Bertolucci, une leçon de cinéma

dimanche 15 septembre 2013

Bernardo Bertolucci était notre invité à la Cinémathèque française, samedi 14 septembre, pour une conversation qui suivait la projection du Conformiste. Jean-François Rauger et moi étions chargés d’animer un dialogue qui commença par des questions sur la structure narrative très originale, puissante, du Conformiste, faite de retours en arrière pendant le voyage en voiture du protagoniste principal interprété par Jean-Louis Trintignant. Bernardo Bertolucci évoqua le rôle essentiel de son monteur, Kim Arcalli (crédité sous le nom de Franco Arcalli), qui fut par la suite le scénariste de certains de ses films (Le Dernier tango à Paris, Novecento, La luna). Arcalli lui ouvrit des perspectives au niveau du montage que Bertolucci lui-même n’entrevoyait pas. Il était passionnant d’écouter un cinéaste ayant une telle expérience cinématographique, dire ce qu’il devait à un collaborateur artistique, en termes d’écriture et de construction narrative, donc de mise en scène.

Ce qui frappe en revoyant Le Conformiste (projeté en numérique dans une belle copie restaurée), c’est la structure du Temps, l’élasticité narrative et plastique, mentale, qui fait l’originalité des premiers films de Bertolucci, que l’on retrouvera plus tard dans Le Dernier empereur. L’action et le journal intime s’entremêlent, se chevauchent, dialoguent et se contredisent. Dans le cinéma de Bertolucci, la place du père est essentielle, plusieurs de ses films sont construits autour d’une figure œdipienne confrontée à l’Histoire, qui permet de questionner le fascisme et le rôle des pères. C’est le cas de La Stratégie de l’Araignée, réalisé un an avant Le Conformiste, où le héros arrive dans un village italien pour tenter de comprendre dans quelles conditions son père, héros de la Résistance, fut assassiné. Récit borgésien, qui noue et dénoue une intrigue où s’entremêlent la réalité et le fantasme, la vérité et le mensonge, l’amitié et la trahison. A tel point que le spectateur, à la toute fin du film, est en droit de se demander si tout cela a bien existé réellement.
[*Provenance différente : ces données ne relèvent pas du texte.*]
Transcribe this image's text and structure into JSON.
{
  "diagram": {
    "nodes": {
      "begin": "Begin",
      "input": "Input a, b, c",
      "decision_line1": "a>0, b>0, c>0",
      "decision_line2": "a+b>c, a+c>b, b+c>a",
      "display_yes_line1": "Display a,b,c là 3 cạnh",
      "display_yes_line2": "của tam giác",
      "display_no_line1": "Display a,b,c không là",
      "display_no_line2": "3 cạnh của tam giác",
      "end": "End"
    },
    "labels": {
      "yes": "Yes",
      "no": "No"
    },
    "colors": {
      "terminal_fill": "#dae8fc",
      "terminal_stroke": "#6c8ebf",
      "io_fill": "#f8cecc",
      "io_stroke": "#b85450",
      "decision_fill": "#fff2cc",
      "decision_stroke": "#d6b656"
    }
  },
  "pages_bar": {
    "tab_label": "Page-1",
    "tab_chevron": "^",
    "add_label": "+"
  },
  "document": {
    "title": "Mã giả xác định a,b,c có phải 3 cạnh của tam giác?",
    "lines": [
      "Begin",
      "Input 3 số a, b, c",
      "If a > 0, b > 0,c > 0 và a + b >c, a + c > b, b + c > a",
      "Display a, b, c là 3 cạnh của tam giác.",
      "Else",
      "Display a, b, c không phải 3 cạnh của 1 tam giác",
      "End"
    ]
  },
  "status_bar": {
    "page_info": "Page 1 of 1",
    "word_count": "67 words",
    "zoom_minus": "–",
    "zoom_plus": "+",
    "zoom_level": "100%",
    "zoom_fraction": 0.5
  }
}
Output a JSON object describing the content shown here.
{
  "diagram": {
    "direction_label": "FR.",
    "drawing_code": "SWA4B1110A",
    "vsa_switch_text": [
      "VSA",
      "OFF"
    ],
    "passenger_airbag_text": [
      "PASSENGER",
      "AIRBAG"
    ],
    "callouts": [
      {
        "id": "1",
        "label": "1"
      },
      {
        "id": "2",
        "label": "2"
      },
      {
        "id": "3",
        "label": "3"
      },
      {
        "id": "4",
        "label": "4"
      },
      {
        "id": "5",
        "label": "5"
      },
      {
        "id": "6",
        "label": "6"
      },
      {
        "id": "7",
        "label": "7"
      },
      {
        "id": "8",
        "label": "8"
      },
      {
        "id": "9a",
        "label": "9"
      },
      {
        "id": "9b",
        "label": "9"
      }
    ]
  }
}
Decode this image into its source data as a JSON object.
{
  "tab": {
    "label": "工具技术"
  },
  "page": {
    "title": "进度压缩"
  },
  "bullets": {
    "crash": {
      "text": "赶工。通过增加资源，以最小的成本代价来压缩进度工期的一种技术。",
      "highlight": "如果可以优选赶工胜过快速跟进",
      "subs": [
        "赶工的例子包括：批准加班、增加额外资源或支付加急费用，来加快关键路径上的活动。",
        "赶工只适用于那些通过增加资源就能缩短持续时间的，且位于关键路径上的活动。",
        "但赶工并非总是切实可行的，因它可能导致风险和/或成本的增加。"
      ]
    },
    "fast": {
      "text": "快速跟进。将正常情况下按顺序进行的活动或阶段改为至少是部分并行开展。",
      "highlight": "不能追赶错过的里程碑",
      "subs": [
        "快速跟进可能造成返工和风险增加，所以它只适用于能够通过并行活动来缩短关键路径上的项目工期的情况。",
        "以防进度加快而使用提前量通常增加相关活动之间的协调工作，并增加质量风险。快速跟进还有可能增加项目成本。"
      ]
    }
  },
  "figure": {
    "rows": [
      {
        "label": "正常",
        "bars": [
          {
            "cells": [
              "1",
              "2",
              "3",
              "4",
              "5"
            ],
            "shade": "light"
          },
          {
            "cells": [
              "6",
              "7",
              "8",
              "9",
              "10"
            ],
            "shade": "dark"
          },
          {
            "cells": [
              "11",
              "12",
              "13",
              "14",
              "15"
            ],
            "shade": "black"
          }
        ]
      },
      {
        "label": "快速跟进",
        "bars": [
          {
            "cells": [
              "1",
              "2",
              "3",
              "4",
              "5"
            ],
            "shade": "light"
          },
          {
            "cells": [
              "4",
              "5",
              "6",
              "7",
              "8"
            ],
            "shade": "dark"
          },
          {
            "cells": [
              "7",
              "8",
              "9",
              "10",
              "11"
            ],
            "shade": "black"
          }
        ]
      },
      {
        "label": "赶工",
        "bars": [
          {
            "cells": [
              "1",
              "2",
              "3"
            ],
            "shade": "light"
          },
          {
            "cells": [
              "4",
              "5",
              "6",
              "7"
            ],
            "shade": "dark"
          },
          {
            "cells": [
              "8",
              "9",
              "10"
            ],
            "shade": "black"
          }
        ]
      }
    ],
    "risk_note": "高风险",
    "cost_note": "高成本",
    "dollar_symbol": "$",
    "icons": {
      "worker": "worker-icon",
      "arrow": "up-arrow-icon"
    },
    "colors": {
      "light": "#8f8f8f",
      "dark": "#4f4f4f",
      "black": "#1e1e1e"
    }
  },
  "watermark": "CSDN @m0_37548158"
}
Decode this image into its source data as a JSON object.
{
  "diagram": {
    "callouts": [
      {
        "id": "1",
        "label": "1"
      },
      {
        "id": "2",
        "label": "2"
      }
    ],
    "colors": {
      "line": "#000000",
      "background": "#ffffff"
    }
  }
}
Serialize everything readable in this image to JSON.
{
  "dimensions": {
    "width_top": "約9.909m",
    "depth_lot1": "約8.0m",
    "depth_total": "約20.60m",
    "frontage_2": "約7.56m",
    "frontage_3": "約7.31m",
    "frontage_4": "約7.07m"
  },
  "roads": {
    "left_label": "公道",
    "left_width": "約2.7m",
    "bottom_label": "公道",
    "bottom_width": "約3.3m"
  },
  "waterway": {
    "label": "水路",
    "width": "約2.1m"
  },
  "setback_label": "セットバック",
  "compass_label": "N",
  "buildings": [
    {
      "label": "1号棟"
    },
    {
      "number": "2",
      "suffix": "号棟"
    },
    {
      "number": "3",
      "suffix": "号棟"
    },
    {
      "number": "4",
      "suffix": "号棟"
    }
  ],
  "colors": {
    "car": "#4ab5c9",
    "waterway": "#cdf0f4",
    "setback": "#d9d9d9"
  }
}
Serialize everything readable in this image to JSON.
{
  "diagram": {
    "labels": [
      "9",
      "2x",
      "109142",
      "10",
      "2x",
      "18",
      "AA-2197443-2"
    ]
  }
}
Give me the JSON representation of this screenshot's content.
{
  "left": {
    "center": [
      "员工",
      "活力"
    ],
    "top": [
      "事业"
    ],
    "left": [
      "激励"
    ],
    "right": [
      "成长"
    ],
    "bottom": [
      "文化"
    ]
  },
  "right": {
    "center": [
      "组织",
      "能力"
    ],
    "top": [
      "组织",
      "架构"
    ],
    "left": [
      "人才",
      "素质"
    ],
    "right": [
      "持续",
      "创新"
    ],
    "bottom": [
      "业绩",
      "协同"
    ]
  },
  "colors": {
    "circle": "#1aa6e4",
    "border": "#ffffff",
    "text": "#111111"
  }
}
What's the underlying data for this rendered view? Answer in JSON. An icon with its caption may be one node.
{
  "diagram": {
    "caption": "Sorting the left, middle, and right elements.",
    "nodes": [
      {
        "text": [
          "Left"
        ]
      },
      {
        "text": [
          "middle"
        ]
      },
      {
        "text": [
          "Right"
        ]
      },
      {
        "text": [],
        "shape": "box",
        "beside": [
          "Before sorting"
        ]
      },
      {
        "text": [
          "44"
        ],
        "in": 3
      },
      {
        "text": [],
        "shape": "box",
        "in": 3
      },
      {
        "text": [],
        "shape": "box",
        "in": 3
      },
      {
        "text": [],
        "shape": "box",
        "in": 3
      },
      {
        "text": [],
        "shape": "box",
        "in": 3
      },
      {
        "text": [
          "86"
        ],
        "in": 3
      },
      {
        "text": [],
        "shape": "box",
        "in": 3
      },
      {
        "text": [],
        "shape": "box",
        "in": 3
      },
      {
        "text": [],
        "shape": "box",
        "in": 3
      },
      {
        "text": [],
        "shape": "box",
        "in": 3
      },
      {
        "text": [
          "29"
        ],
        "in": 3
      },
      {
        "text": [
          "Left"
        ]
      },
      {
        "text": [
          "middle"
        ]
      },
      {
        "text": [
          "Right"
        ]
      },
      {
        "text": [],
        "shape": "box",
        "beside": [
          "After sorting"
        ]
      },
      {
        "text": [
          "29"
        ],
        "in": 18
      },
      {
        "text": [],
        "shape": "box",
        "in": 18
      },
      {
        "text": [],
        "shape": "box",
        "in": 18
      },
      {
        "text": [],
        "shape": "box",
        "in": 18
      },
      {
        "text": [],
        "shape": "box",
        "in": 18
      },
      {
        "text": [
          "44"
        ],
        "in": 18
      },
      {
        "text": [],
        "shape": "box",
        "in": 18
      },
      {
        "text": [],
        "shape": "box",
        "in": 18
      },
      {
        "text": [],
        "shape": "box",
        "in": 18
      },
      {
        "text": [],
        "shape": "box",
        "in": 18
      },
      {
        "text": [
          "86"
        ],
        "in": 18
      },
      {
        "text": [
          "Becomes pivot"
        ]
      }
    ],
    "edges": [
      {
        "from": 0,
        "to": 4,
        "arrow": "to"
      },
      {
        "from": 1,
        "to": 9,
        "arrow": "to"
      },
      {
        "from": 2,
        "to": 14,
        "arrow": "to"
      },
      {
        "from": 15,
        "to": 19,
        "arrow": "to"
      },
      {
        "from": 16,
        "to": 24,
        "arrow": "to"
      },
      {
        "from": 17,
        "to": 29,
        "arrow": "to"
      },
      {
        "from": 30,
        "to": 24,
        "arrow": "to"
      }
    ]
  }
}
Bertolucci parla hier de son propre père, Attilio Bertolucci, grand poète et ami de Moravia, d’Elsa Morante et de Pasolini. Grâce aux amis de son père, Bernardo Bertolucci passa « ses universités » aux côtés de figures illustres, romanciers, poètes et cinéastes, dont il devint en quelque sorte le fils élu. Comment expliquer, sinon par une sorte de filiation sauvage, que Bertolucci put entreprendre La commare secca, son premier film d’après un scénario original de Pasolini, dès l’âge de 22 ans. Bertolucci, cinéaste hautement précoce. Prima della rivoluzione fut tourné en 1964 à Parme, la ville dont il est originaire, alors qu’il n’avait que 24 ans. Je me souvins l’avoir vu dans une salle de cinéma à Grenoble, en 1965, et l’impact qu’il eut sur ma « formation » de cinéphile. Parme, Stendhal (né à Grenoble), le marxisme, les premiers émois amoureux…  Bertolucci redit ce qu’il devait à la Nouvelle Vague, à Godard en particulier, dans un désir de cinéma qui ne trouvait pas son inspiration dans le cinéma italien. La différence – elle est cruciale – c’est que les films de Bertolucci, en tout cas les premiers, sont traversés par une interrogation politique absente des films de la Nouvelle Vague. Fabrizio, le héros de Prima della rivoluzione, s’interroge sur le désir de faire ou ne pas faire la Révolution et cette interrogation se double d’un questionnement amoureux (et incestueux), ce qui n’effleure jamais la conscience de Michel Poiccard, le héros d’A bout de souffle. La Nouvelle Vague, la lecture des Cahiers du cinéma, la fréquentation de la Cinémathèque à Chaillot, la programmation par Henri Langlois de Prima della rivoluzione, après le succès du film présenté à la Semaine de la Critique à Cannes cette même année 64, tout cela justifiait, dans un raccourci historique de près d’un demi-siècle, que nous invitions Bernardo Bertolucci à la Cinémathèque d’aujourd’hui, celle de Bercy, pour présenter toute son œuvre. Œuvre moderne et multiple, profondément romanesque et qui n’a pas eu peur de rivaliser avec Hollywood. Une œuvre où le désir et la pulsion se confrontent aux limites sociales, ce dont témoigne son dernier film, Io e Te, qui sort en France (distribué par KMBO) dans quelques jours. J’avoue avoir été très ému, hier après-midi, en accueillant sur scène Bernardo Bertolucci, dont on sait qu’il est diminué sur le plan physique. Mais rien la douleur et les difficultés motrices n’altèrent en rien son intelligence vive du cinéma.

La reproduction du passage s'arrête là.